Hemophilia: neurologic aspects

Charles Nakar MD (Dr. Nakar of the Indiana Hemophilia and Thrombosis Center has no relevant financial relationships to disclose.)
Amy D Shapiro MD (Dr. Shapiro of the Indiana Hemophilia and Thrombosis Center has no relevant financial relationships to disclose.)
Zachary N London MD, editor. (Dr. London of the University of Michigan has no relevant financial relationships to disclose.)
Originally released January 9, 2008; last updated May 13, 2017; expires May 13, 2020

This article includes discussion of hemophilia: neurologic aspects and haemophilia. The foregoing terms may include synonyms, similar disorders, variations in usage, and abbreviations.

Overview

Central nervous system bleeding is one of the most common causes of morbidity and mortality in patients with hemophilia. Minor head trauma may result in significant CNS pathology in these patients. Elderly patients with hemophilia can develop and present with cerebrovascular accidents. Rapid diagnosis and medical management are mandatory to minimize morbidity and mortality. This article provides an overview of hemophilia and its management, with specific emphasis placed on the neurologic manifestations and their implications in patients with hemophilia.

Key points

 

• Hemophilia is an inherited rare bleeding disorder that results in spontaneous or triggered bleeding episodes throughout life.
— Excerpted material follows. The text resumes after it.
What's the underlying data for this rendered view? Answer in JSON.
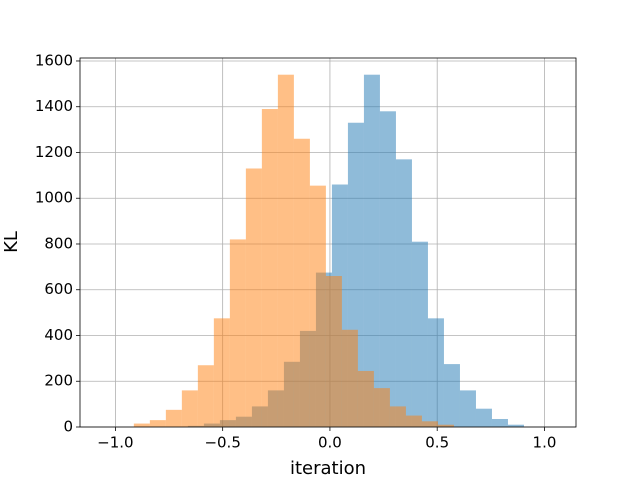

The frequency and severity of symptoms usually correlates with the level of the deficient coagulation factor. Common bleeding episodes include hemarthrosis, soft tissue hematomas, intracranial hemorrhage, and bleeding in association with injury or intervention.

 

• Neurologic complications in patients with hemophilia may present as either acute or subacute events and include intracranial or spinal cord hemorrhage and compartment syndrome. Neurologic sequelae may include pseudotumor and psychoneurologic deficits.

 

• With the availability of safe and effective clotting factor concentrates, individuals with hemophilia are able to achieve a near-normal life-span.

 

• Special attention should be given to neonates due to the higher risk of intracranial hemorrhage associated with labor and delivery, and aging patients due to cardiovascular and cerebrovascular comorbidities and events.

 

• Thromboembolic events may occur after normalization of the hemostatic system as correction of the bleeding diathesis may unmask occult coexisting thrombophilic conditions, including atherosclerotic disease.

 

• Hemophilic patients with inhibitors are at increased risk for associated morbidity and mortality, including complications such as intracranial hemorrhage.

 

• Acquired hemophilia differs from the inherited form in age at presentation and associated clinical symptoms. Acquired hemophilia, therefore, requires a high index of suspicion and should be suspected in any patient with new onset of bleeding symptoms.